«Après le 7 octobre, il y a ceux qui ont choisi d’être aux côtés des bourreaux»

DE NOTRE CORRESPONDANT
PARIS – Professeur Kepel, vous êtes l’un des plus grands experts mondiaux du Moyen-Orient, vous venez de publier en France le livre «Holocaustes» sur Israël, Gaza et «la guerre contre l’Occident» qui sera publié en Italie après l’été chez Feltrinelli , et vous avez enseigné pendant trente ans à Sciences Po. Que pensez-vous de ce qui se passe à l’école des élites, pas seulement françaises ?
«C’est l’effondrement d’une institution fondamentale, qui a capitulé face à l’idéologie éveillée et a renoncé à la transmission du savoir. Un déclin qui a malheureusement commencé il y a de nombreuses années, lorsque le directeur de l’époque, Richard Descoings, disparu ensuite à New York dans des circonstances floues, a eu l’idée, en excellente théorie, d’ouvrir Sciences Po aux étudiants venus des banlieues, des banlieues, des étrangers. aux quartiers parisiens habituels.

Étiez-vous contre cette ouverture ?
«Non, au contraire, Descoings m’a associé à son initiative et cela m’a semblé positif, j’ai moi-même fréquenté les lycées de banlieue pour enseigner et préparer les enfants au concours».

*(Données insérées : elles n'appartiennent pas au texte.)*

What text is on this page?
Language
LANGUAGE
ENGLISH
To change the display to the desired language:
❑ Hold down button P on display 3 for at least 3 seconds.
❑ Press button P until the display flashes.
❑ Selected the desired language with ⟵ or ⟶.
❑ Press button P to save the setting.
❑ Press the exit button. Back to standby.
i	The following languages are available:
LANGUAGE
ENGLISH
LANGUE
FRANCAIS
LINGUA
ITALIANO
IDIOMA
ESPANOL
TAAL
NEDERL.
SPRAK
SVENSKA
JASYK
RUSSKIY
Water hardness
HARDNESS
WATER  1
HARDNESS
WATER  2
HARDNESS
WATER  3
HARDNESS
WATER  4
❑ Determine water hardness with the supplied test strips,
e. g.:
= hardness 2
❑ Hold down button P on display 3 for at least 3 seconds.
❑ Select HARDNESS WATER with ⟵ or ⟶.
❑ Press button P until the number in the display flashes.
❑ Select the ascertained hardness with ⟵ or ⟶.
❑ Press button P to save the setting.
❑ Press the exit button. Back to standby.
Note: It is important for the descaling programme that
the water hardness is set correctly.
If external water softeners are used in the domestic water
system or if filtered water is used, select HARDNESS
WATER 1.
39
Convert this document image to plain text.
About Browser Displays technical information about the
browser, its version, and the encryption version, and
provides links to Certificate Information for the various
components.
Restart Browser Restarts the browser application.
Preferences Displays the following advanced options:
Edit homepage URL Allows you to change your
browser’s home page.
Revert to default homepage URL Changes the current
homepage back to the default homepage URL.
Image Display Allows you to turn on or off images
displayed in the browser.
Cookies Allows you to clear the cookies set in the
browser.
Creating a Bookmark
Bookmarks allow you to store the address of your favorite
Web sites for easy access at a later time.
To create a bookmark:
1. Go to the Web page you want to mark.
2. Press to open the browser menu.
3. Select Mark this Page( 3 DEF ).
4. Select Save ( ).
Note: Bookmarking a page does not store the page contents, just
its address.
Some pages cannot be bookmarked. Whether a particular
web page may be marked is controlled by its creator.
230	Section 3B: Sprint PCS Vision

Alors qu’est-ce qui n’a pas fonctionné ?
«Démocratiser l’accès était une bonne chose, mais on n’a pas suffisamment veillé à maintenir le niveau des étudiants et de la direction à un niveau élevé. Après la mort tragique de Descoings, ce sont deux hauts fonctionnaires de l’Ena qui ont pris la tête de Sciences Po, et non deux professeurs. Tout était axé sur la démocratisation et l’internationalisation de l’école, ce qui aurait pu être une bonne chose, mais on a négligé le savoir, qui est la raison d’être profonde d’une institution de haut niveau comme Sciences Po.”

Quel est le lien entre cette problématique spécifique à Sciences Po et les manifestations sur les campus américains ?
«Cela se voit clairement dans le communiqué par lequel il y a une semaine l’actuel administrateur intérimaire de Sciences Po annonçait la tenue d’un town hall, ou d’une rencontre entre direction et étudiants, copiant-collant le jargon des campus américains. Sciences Po est en proie à la propagande de la France Insoumise de Jean-Luc Mélenchon, qui envisage une redéfinition des équilibres mondiaux le 7 octobre. En ce sens, le 7 octobre est pire que le 11 septembre. »

Pouquoi?
«Parce qu’après les attentats du 11 septembre 2001, l’Occident a réagi de manière unie, le Corriere della Sera Et Le Monde ils ont écrit en première page « nous sommes tous américains ». Mais après les atrocités du 7 octobre, au moins une partie de l’Occident se range du côté des bourreaux et non du côté des victimes, tout comme les étudiants qui ne font pas beaucoup de distinctions entre Hamas et Palestiniens. Quand je vois que le guide suprême iranien Khamenei applaudit les manifestations à Paris, je pense que nous avons touché le fond.”

Les manifestants pro-palestiniens se plaignent que leur manifestation soit criminalisée. N’est-il pas légitime de dénoncer les milliers de civils palestiniens tués par les choix du Premier ministre israélien Netanyahu ?
“Bien sûr. Cependant, lorsque le massacre du 7 octobre et le fait qu’il y a encore plus de 100 otages aux mains du Hamas sont totalement oubliés, alors la protestation repose moins sur des faits que sur une idéologie. Il y a quelques jours, manifestants pro-israéliens et manifestants pro-palestiniens s’affrontaient devant Sciences Po, l’amphithéâtre Boutmy où j’ai donné de nombreuses conférences a été rebaptisé amphithéâtre de Gaza : c’est le contraire de ce qui devrait se passer dans une institution universitaire, faite pour la comparaison raisonnée de toutes les positions”.

Dans un livre précédent, vous parliez de « jihadisme atmosphérique ». Le voyez-vous au travail ces jours-ci ?
«Il n’y a pas de violence, du moins pour le moment, heureusement. Mais ce climat, alimenté depuis des années par les Frères musulmans, a favorisé les assassinats des professeurs Samuel Paty et Dominique Bernard. J’espère que quelqu’un n’en profitera pas pour lier à nouveau les Jeux olympiques et la cause palestinienne, comme cela s’est produit en 1972 à Munich.”